Work with multiple worksheets within a workbook
Hide, unhide, and protect worksheets
Adjust rows and columns
Use copy and paste options
Find, select, and sort data
This course prepares students to identify various artifacts typically located in property lists and SQLite databases on MacOS-based computers, as well as learn how to perform forensic analysis. Students gain hands-on practical experience writing basic SQL queries and using to analyze operating system artifacts that includes, but is not limited to, user login passwords, FaceTime, messages, mail, contacts, calendars, reminders, notes, photos, Safari, Google Chrome, and Mozilla Firefox.
This course provides students with the fundamental knowledge and skills they need to investigate crimes involving virtual currency. Instructors explain foundational concepts like the characteristics of money, virtual currency, and cryptocurrency. Blockchain technology, proof work, and proof of stake are covered; and students learn how industry-leading cryptocurrencies (Bitcoin, Ethereum, and Monero) work and how they differ from each other. Finally, students learn investigative techniques for tracking and documenting transactions; and best practices for seizing and securing cryptocurrency.
*Virtual currency basics. History of money and of virtual currency. Categorizing virtual currency.
*Blockchain. History of the blockchain. Understanding different protocols.
*Cryptocurrencies in detail. Bitcoin, Ethereum, Monero and other privacy coins.
*Investigative techniques. Seizing virtual currency; tracking transactions through the blockchain; documenting investigative results.

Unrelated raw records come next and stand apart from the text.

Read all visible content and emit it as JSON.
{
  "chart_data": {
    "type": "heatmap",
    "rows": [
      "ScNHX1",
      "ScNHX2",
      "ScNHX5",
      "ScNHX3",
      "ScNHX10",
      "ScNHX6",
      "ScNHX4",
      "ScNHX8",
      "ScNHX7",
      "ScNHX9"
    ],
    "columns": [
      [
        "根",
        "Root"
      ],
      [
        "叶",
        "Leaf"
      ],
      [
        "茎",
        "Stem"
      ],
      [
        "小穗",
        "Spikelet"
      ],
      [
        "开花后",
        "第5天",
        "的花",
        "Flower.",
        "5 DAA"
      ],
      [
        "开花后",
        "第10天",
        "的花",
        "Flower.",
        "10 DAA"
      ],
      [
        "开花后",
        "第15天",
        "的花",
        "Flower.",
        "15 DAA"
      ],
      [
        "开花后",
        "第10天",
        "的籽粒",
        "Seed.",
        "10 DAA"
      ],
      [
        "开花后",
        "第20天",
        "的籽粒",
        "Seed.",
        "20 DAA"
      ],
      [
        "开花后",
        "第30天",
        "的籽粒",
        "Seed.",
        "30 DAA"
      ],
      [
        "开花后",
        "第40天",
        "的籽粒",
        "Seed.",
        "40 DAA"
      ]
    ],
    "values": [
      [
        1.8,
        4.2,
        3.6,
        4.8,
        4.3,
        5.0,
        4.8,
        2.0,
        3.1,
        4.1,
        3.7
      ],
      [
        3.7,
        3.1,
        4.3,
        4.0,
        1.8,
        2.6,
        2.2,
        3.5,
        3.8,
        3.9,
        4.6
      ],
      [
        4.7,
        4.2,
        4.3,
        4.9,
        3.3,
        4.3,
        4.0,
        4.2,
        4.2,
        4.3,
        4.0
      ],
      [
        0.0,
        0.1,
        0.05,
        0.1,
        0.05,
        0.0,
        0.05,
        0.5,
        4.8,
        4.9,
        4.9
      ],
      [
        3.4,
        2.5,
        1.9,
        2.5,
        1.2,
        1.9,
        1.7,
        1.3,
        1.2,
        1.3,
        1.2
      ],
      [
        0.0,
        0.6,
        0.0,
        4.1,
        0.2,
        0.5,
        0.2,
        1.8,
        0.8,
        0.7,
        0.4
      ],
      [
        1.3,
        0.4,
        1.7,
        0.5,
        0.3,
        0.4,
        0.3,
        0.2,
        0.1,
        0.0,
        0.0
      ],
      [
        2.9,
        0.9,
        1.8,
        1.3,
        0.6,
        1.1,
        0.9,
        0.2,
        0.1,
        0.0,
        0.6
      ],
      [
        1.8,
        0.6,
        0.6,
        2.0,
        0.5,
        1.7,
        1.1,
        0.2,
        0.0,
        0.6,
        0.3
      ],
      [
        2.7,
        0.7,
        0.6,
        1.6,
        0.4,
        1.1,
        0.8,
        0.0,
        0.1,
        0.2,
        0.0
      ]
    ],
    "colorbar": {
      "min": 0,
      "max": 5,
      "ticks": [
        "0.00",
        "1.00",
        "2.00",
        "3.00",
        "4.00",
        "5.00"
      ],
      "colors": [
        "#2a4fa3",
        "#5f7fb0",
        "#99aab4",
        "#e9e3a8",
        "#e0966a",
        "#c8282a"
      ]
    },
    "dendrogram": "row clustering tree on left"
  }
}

This three-day course covers the fundamentals of financial investigations and incorporates some of the more advanced processes that elevate an investigation. During this course, students will learn about investigative processes, practical tools, and sources of information necessary to plan and conduct financial investigations. The course begins with a description of the basic composition of elements within illicit financial networks and how they work to compromise legitimate business and financial sectors. Course material will describe government, regulatory, and investigative actions within the United States, and by international partners to detect and investigate illicit actors and networks. The course also includes considerations for investigation planning and promotion of creative thinking.
This course promotes a multi-agency approach to the problem of financial exploitation of senior citizens. Bringing together law enforcement personnel and adult protective services investigators, the course enhances students investigative skills and interviewing techniques while facilitating networking and cooperation that can extend out of the classroom and into real cases. Topics include recognizing elder abuse, working with victims, identifying perpetrators, and resources for investigation and community awareness. Students work together to conduct a mock investigation into a hypothetical case.
*Financial investigation basics. What constitutes elder abuse? Family and trusted persons as perpetrators. Statutes and sentencing enhancements.
*Senior victims. Reasons for vulnerability. Special needs like Alzheimers or dementia.
*Resources. Community awareness and investigative resources.
*Hands-on experience. Work a case as part of an investigative team.
This course is for law enforcement investigators, examiners, and analysts, where device location information may be of importance. Class concepts include exploring user attributes, advertising identifiers, geofence returns, important legal considerations and processes, overall investigative process, and tools available to law enforcement. Students will use a commercially available investigative tool for querying an advertising identifier dataset to display signal locations and a freely available investigative tool for visualizing reverse location geofence returns.